Flux<ServerSentEvent<NotificationDto>> heartbeat = Flux
    .interval(Duration.ofSeconds(25))
    .map(tick -> ServerSentEvent.<NotificationDto>builder()
        .comment("heartbeat")
        .build());
 
return Flux.merge(eventStream, heartbeat);

Angular Client Implementation

Angular consumes SSE via the native browser EventSource API. The key is withCredentials: true so the session cookie is sent.

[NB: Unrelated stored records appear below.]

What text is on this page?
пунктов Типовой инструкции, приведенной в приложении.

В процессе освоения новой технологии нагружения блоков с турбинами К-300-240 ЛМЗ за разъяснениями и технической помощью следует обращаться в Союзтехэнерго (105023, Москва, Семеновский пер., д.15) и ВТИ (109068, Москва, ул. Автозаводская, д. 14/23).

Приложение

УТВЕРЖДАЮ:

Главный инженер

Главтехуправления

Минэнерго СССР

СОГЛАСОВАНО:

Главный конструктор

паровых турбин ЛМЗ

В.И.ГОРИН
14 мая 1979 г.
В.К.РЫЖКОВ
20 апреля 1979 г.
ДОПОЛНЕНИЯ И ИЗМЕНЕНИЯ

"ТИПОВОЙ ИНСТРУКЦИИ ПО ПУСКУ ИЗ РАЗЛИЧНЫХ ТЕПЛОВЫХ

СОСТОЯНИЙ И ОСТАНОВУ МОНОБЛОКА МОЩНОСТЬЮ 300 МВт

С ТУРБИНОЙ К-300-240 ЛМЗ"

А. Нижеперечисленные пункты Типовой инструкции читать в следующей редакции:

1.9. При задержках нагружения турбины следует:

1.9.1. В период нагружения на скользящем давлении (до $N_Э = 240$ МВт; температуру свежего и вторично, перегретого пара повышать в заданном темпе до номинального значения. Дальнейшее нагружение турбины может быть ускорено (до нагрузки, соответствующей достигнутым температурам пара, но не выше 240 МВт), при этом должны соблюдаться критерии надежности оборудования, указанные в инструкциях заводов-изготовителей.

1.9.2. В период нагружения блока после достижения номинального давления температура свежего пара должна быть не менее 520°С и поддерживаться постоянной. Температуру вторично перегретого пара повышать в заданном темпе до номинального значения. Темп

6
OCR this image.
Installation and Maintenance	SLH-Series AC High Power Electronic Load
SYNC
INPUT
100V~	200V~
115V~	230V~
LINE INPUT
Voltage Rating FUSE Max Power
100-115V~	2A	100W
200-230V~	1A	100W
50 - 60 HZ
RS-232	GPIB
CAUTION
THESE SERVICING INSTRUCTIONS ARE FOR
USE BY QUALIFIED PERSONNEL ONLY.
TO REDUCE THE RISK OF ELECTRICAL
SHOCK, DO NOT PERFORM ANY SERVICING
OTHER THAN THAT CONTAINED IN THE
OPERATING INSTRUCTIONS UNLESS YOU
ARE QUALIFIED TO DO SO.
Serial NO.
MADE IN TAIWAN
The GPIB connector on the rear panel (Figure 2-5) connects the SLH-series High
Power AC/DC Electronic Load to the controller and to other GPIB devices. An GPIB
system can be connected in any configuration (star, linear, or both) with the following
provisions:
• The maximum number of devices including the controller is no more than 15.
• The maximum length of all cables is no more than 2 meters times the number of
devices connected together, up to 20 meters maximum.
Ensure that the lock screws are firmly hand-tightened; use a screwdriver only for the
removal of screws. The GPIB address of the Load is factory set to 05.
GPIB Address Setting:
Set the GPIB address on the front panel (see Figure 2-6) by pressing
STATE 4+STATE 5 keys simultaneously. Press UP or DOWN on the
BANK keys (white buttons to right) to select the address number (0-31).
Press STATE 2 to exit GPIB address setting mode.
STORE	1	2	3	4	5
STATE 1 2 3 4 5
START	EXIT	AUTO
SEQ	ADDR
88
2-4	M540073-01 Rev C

import { Injectable, OnDestroy } from '@angular/core';
import { Subject } from 'rxjs';
 
export interface NotificationDto {
  id: string;
  message: string;
  type: 'INFO' | 'WARNING' | 'ERROR';
}
 
@Injectable({ providedIn: 'root' })
export class NotificationStreamService implements OnDestroy {
  private eventSource: EventSource | null = null;
  private notificationSubject = new Subject<NotificationDto>();
 
  readonly notifications$ = this.notificationSubject.asObservable();
 
  connect(): void {
    if (this.eventSource) return;
 
    this.eventSource = new EventSource('/api/notifications/stream', {
      withCredentials: true  // send session cookie
    });
 
    this.eventSource.addEventListener('notification', (event: MessageEvent) => {
      const notification: NotificationDto = JSON.parse(event.data);
      this.notificationSubject.next(notification);
    });
 
    this.eventSource.onerror = () => {
      // EventSource reconnects automatically — log for diagnostics only
      console.warn('SSE connection error, browser will reconnect');
    };
  }
 
  disconnect(): void {
    this.eventSource?.close();
    this.eventSource = null;
  }
 
  ngOnDestroy(): void {
    this.disconnect();
  }
}

Wrapping in RxJS

For idiomatic Angular usage, wrap EventSource in an Observable:

import { Observable } from 'rxjs';
 
function fromEventSource<T>(url: string, eventName: string): Observable<T> {
  return new Observable(observer => {
    const es = new EventSource(url, { withCredentials: true });
    es.addEventListener(eventName, (e: MessageEvent) => {
      observer.next(JSON.parse(e.data) as T);
    });
    es.onerror = (err) => observer.error(err);
    return () => es.close();
  });
}

BFF Advantages for SSE

The BFF-Pattern is particularly well-suited for SSE:

  1. Authentication: the BFF already manages the session cookie — the SSE endpoint inherits the authenticated session with no extra work
  2. Fan-out multiplexing: the BFF can merge events from multiple upstream sources into a single SSE stream for the Angular client
  3. Transformation: events from disparate downstream schemas are normalised into the Angular-facing NotificationDto before streaming
  4. Security boundary: downstream services emit raw events over internal channels (Kafka, Redis Pub/Sub); the BFF decides what to expose and to which users

Relationship to Reactive Stack

SSE is a natural fit for Project-Reactor — a Flux is literally an asynchronous stream that maps 1:1 onto the SSE wire format. A blocking servlet stack (Spring MVC) can technically serve SSE but holds a thread per connection; Reactive-Programming (WebFlux) handles thousands of concurrent SSE streams with a small thread pool.